I have thousands of DNA sequences that look like this :).
ref <- c("CCTACGGTTATGTACGATTAAAGAAGATCGTCAGTC", "CCTACGCGTTGATATTTTGCATGCTTACTCCCAGTC",
"CCTCGCGTTGATATTTTGCATGCTTACTCCCAGTC")
I need to extract every sequence between the CTACG and CAGTC. However, many cases in these sequences come with an error (deletion, insertion, substitution). Is there any way to account for mismatches based on Levenshtein distance?

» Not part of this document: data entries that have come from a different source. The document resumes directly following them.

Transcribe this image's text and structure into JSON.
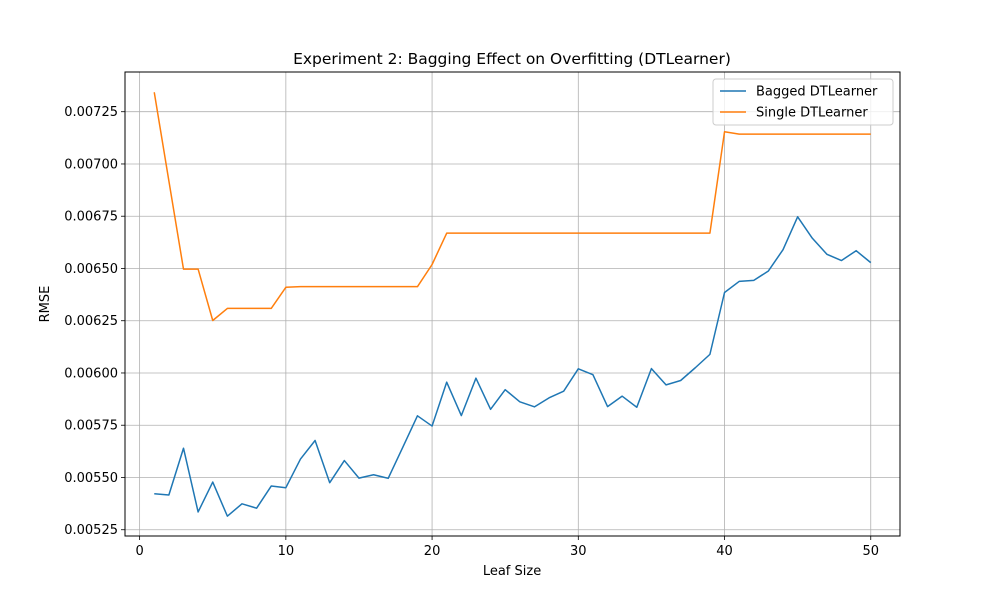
{
  "chart_data": {
    "type": "line",
    "title": "Experiment 2: Bagging Effect on Overfitting (DTLearner)",
    "xlabel": "Leaf Size",
    "ylabel": "RMSE",
    "xlim": [
      -1,
      52
    ],
    "ylim": [
      0.00522,
      0.00744
    ],
    "xticks": [
      0,
      10,
      20,
      30,
      40,
      50
    ],
    "yticks": [
      0.00525,
      0.0055,
      0.00575,
      0.006,
      0.00625,
      0.0065,
      0.00675,
      0.007,
      0.00725
    ],
    "ytick_labels": [
      "0.00525",
      "0.00550",
      "0.00575",
      "0.00600",
      "0.00625",
      "0.00650",
      "0.00675",
      "0.00700",
      "0.00725"
    ],
    "grid": true,
    "legend_position": "top-right",
    "x": [
      1,
      2,
      3,
      4,
      5,
      6,
      7,
      8,
      9,
      10,
      11,
      12,
      13,
      14,
      15,
      16,
      17,
      18,
      19,
      20,
      21,
      22,
      23,
      24,
      25,
      26,
      27,
      28,
      29,
      30,
      31,
      32,
      33,
      34,
      35,
      36,
      37,
      38,
      39,
      40,
      41,
      42,
      43,
      44,
      45,
      46,
      47,
      48,
      49,
      50
    ],
    "series": [
      {
        "name": "Bagged DTLearner",
        "color": "#1f77b4",
        "values": [
          0.005422,
          0.005416,
          0.00564,
          0.005335,
          0.005478,
          0.005315,
          0.005374,
          0.005353,
          0.005459,
          0.005451,
          0.005588,
          0.005677,
          0.005475,
          0.005581,
          0.005497,
          0.005513,
          0.005496,
          0.005645,
          0.005795,
          0.005746,
          0.005956,
          0.005796,
          0.005975,
          0.005826,
          0.00592,
          0.005862,
          0.005838,
          0.005881,
          0.005913,
          0.00602,
          0.005992,
          0.005839,
          0.005889,
          0.005836,
          0.006021,
          0.005943,
          0.005964,
          0.006025,
          0.006089,
          0.006385,
          0.006438,
          0.006443,
          0.006488,
          0.00659,
          0.006747,
          0.006645,
          0.006568,
          0.006538,
          0.006585,
          0.006528
        ]
      },
      {
        "name": "Single DTLearner",
        "color": "#ff7f0e",
        "values": [
          0.007343,
          0.006919,
          0.006497,
          0.006497,
          0.006251,
          0.006309,
          0.006309,
          0.006309,
          0.006309,
          0.00641,
          0.006413,
          0.006413,
          0.006413,
          0.006413,
          0.006413,
          0.006413,
          0.006413,
          0.006413,
          0.006413,
          0.006519,
          0.006669,
          0.006669,
          0.006669,
          0.006669,
          0.006669,
          0.006669,
          0.006669,
          0.006669,
          0.006669,
          0.006669,
          0.006669,
          0.006669,
          0.006669,
          0.006669,
          0.006669,
          0.006669,
          0.006669,
          0.006669,
          0.006669,
          0.007154,
          0.007143,
          0.007143,
          0.007143,
          0.007143,
          0.007143,
          0.007143,
          0.007143,
          0.007143,
          0.007143,
          0.007143
        ]
      }
    ]
  }
}
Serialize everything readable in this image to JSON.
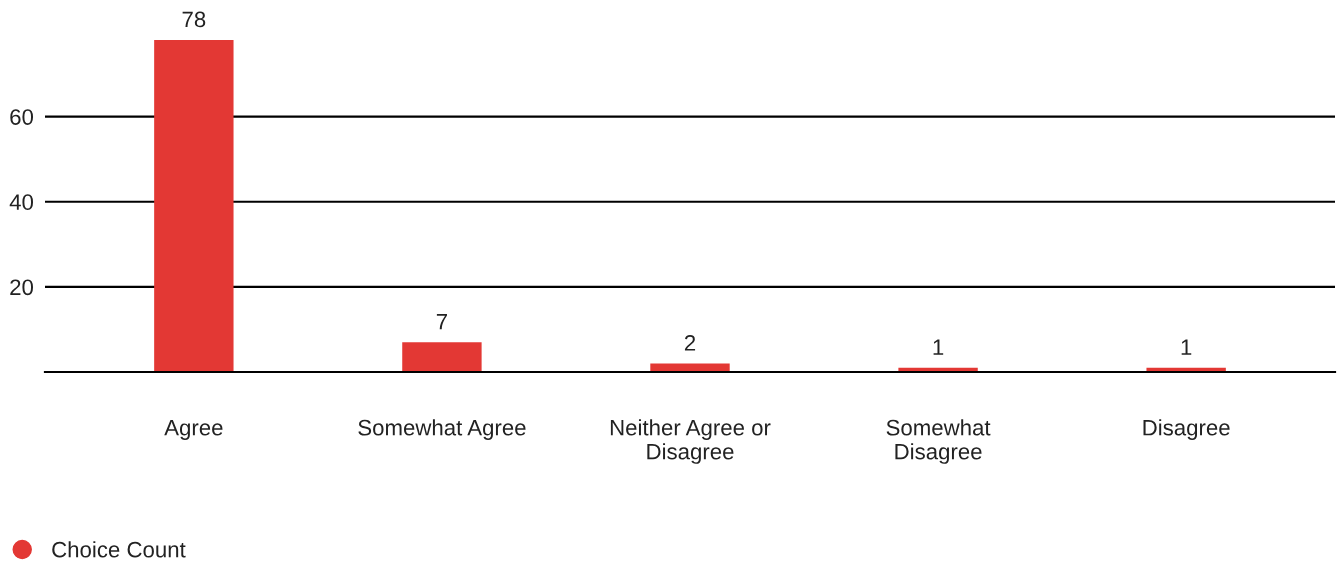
{
  "chart_data": {
    "type": "bar",
    "categories": [
      "Agree",
      "Somewhat Agree",
      "Neither Agree or\nDisagree",
      "Somewhat\nDisagree",
      "Disagree"
    ],
    "series": [
      {
        "name": "Choice Count",
        "color": "#e33834",
        "values": [
          78,
          7,
          2,
          1,
          1
        ]
      }
    ],
    "ylim": [
      0,
      78
    ],
    "yticks": [
      20,
      40,
      60
    ],
    "grid": "y",
    "legend": "bottom left",
    "marker": "circle",
    "data_labels": true
  }
}
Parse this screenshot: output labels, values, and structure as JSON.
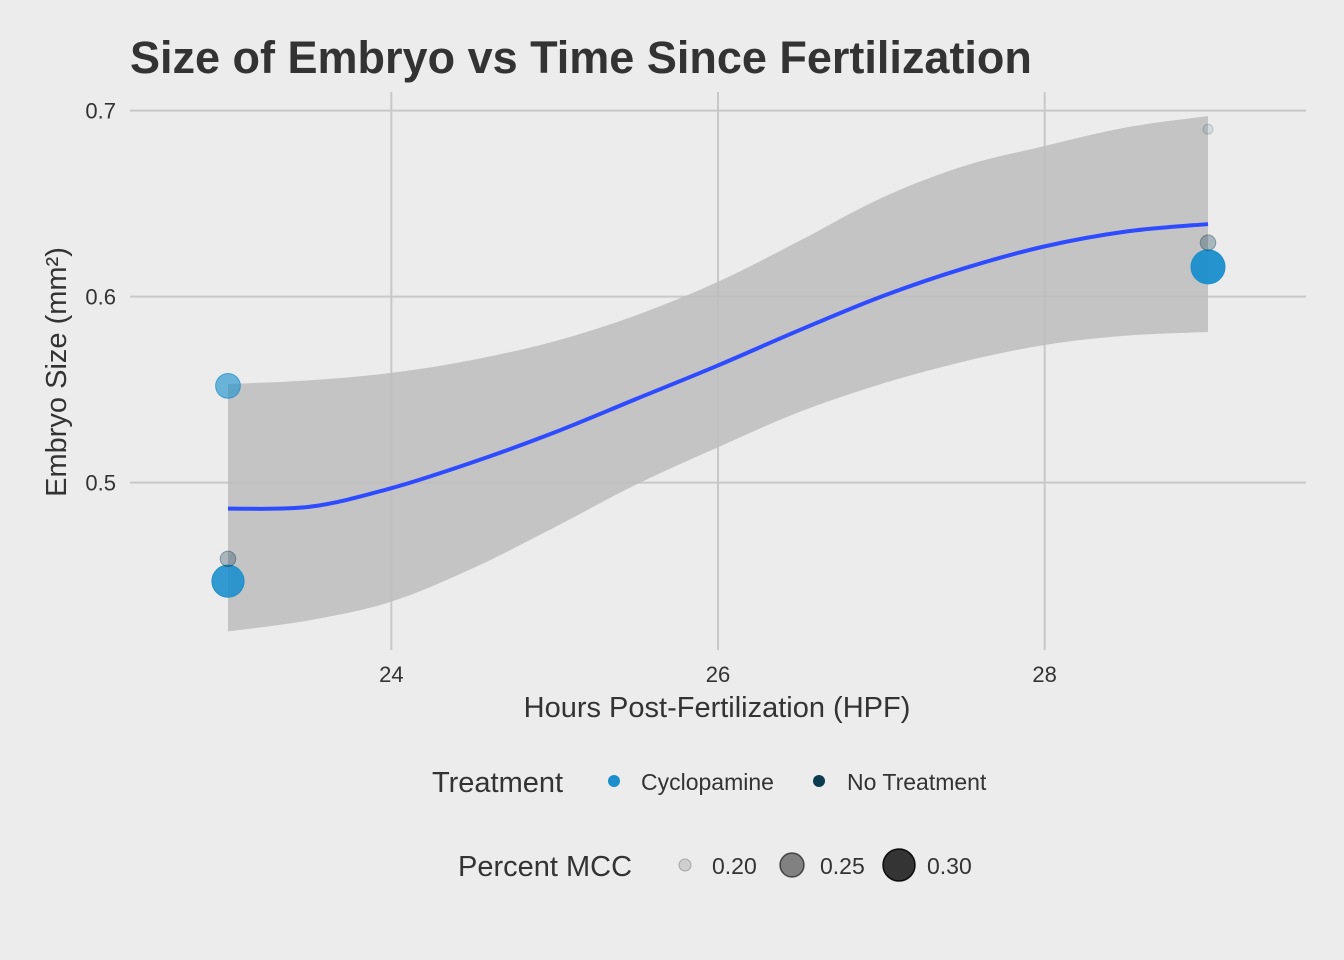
{
  "chart_data": {
    "type": "scatter",
    "title": "Size of Embryo vs Time Since Fertilization",
    "xlabel": "Hours Post-Fertilization (HPF)",
    "ylabel": "Embryo Size (mm²)",
    "xlim": [
      22.4,
      29.6
    ],
    "ylim": [
      0.41,
      0.71
    ],
    "x_ticks": [
      24,
      26,
      28
    ],
    "x_tick_labels": [
      "24",
      "26",
      "28"
    ],
    "y_ticks": [
      0.5,
      0.6,
      0.7
    ],
    "y_tick_labels": [
      "0.5",
      "0.6",
      "0.7"
    ],
    "grid": true,
    "background": "#ececec",
    "grid_color": "#c8c8c8",
    "series": [
      {
        "name": "Cyclopamine",
        "color": "#1a8fcc",
        "points": [
          {
            "x": 23,
            "y": 0.552,
            "mcc": 0.27
          },
          {
            "x": 23,
            "y": 0.447,
            "mcc": 0.31
          },
          {
            "x": 29,
            "y": 0.616,
            "mcc": 0.32
          }
        ]
      },
      {
        "name": "No Treatment",
        "color": "#0c3a4f",
        "points": [
          {
            "x": 23,
            "y": 0.459,
            "mcc": 0.22
          },
          {
            "x": 29,
            "y": 0.629,
            "mcc": 0.22
          },
          {
            "x": 29,
            "y": 0.69,
            "mcc": 0.19
          }
        ]
      }
    ],
    "smooth": {
      "color": "#2f4bff",
      "band_color": "#bdbdbd",
      "fit": [
        {
          "x": 23.0,
          "y": 0.486
        },
        {
          "x": 23.5,
          "y": 0.487
        },
        {
          "x": 24.0,
          "y": 0.497
        },
        {
          "x": 24.5,
          "y": 0.511
        },
        {
          "x": 25.0,
          "y": 0.527
        },
        {
          "x": 25.5,
          "y": 0.545
        },
        {
          "x": 26.0,
          "y": 0.563
        },
        {
          "x": 26.5,
          "y": 0.582
        },
        {
          "x": 27.0,
          "y": 0.6
        },
        {
          "x": 27.5,
          "y": 0.615
        },
        {
          "x": 28.0,
          "y": 0.627
        },
        {
          "x": 28.5,
          "y": 0.635
        },
        {
          "x": 29.0,
          "y": 0.639
        }
      ],
      "upper": [
        {
          "x": 23.0,
          "y": 0.553
        },
        {
          "x": 23.5,
          "y": 0.555
        },
        {
          "x": 24.0,
          "y": 0.559
        },
        {
          "x": 24.5,
          "y": 0.566
        },
        {
          "x": 25.0,
          "y": 0.576
        },
        {
          "x": 25.5,
          "y": 0.59
        },
        {
          "x": 26.0,
          "y": 0.608
        },
        {
          "x": 26.5,
          "y": 0.63
        },
        {
          "x": 27.0,
          "y": 0.653
        },
        {
          "x": 27.5,
          "y": 0.67
        },
        {
          "x": 28.0,
          "y": 0.681
        },
        {
          "x": 28.5,
          "y": 0.691
        },
        {
          "x": 29.0,
          "y": 0.697
        }
      ],
      "lower": [
        {
          "x": 23.0,
          "y": 0.42
        },
        {
          "x": 23.5,
          "y": 0.426
        },
        {
          "x": 24.0,
          "y": 0.436
        },
        {
          "x": 24.5,
          "y": 0.454
        },
        {
          "x": 25.0,
          "y": 0.476
        },
        {
          "x": 25.5,
          "y": 0.499
        },
        {
          "x": 26.0,
          "y": 0.519
        },
        {
          "x": 26.5,
          "y": 0.538
        },
        {
          "x": 27.0,
          "y": 0.553
        },
        {
          "x": 27.5,
          "y": 0.565
        },
        {
          "x": 28.0,
          "y": 0.574
        },
        {
          "x": 28.5,
          "y": 0.579
        },
        {
          "x": 29.0,
          "y": 0.581
        }
      ]
    },
    "legend": {
      "placement": "bottom",
      "treatment_title": "Treatment",
      "treatment_items": [
        {
          "label": "Cyclopamine",
          "color": "#1a8fcc"
        },
        {
          "label": "No Treatment",
          "color": "#0c3a4f"
        }
      ],
      "size_title": "Percent MCC",
      "size_items": [
        {
          "label": "0.20",
          "value": 0.2
        },
        {
          "label": "0.25",
          "value": 0.25
        },
        {
          "label": "0.30",
          "value": 0.3
        }
      ]
    }
  }
}
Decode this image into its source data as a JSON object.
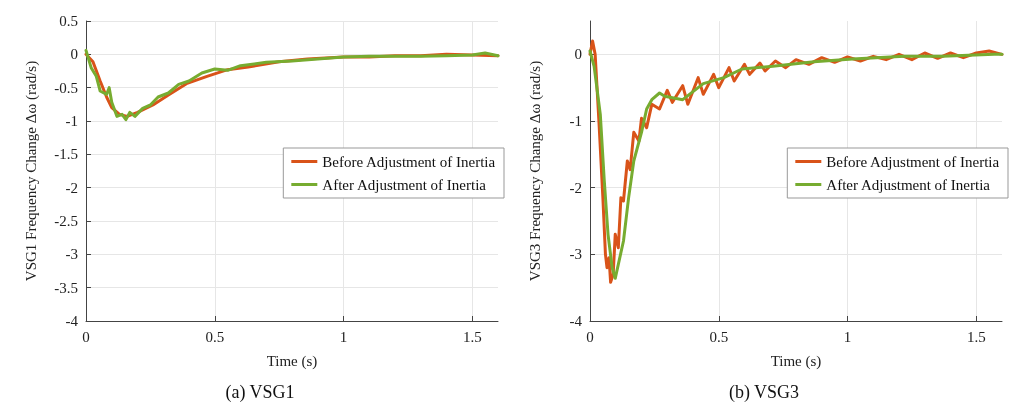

ref <- c("CCTACGGTTATGTACGATTAAAGAAGATCGTCAGTC", "CCTACGCGTTGATATTTTGCATGCTTACTCCCAGTC",
"CCTCGCGTTGATATTTTGCATGCTTACTCCCAGTC")
qdapRegex::ex_between(ref, "CTACG", "CAGTC")
#> [[1]]
#> [1] "GTTATGTACGATTAAAGAAGATCGT"
#>
#> [[2]]
#> [1] "CGTTGATATTTTGCATGCTTACTCC"
#>
#> [[3]]
#> [1] NA
reprex()
#> Error in reprex(): could not find function "reprex"
Created on 2021-12-18 by the [reprex package](https://reprex.tidyverse.org) (v2.0.1)
Like this I would be able to extract the sequence also in the last case.
UPDATE: can I create a dictionary with a certain Levenshtein distance and then match it to each sequence?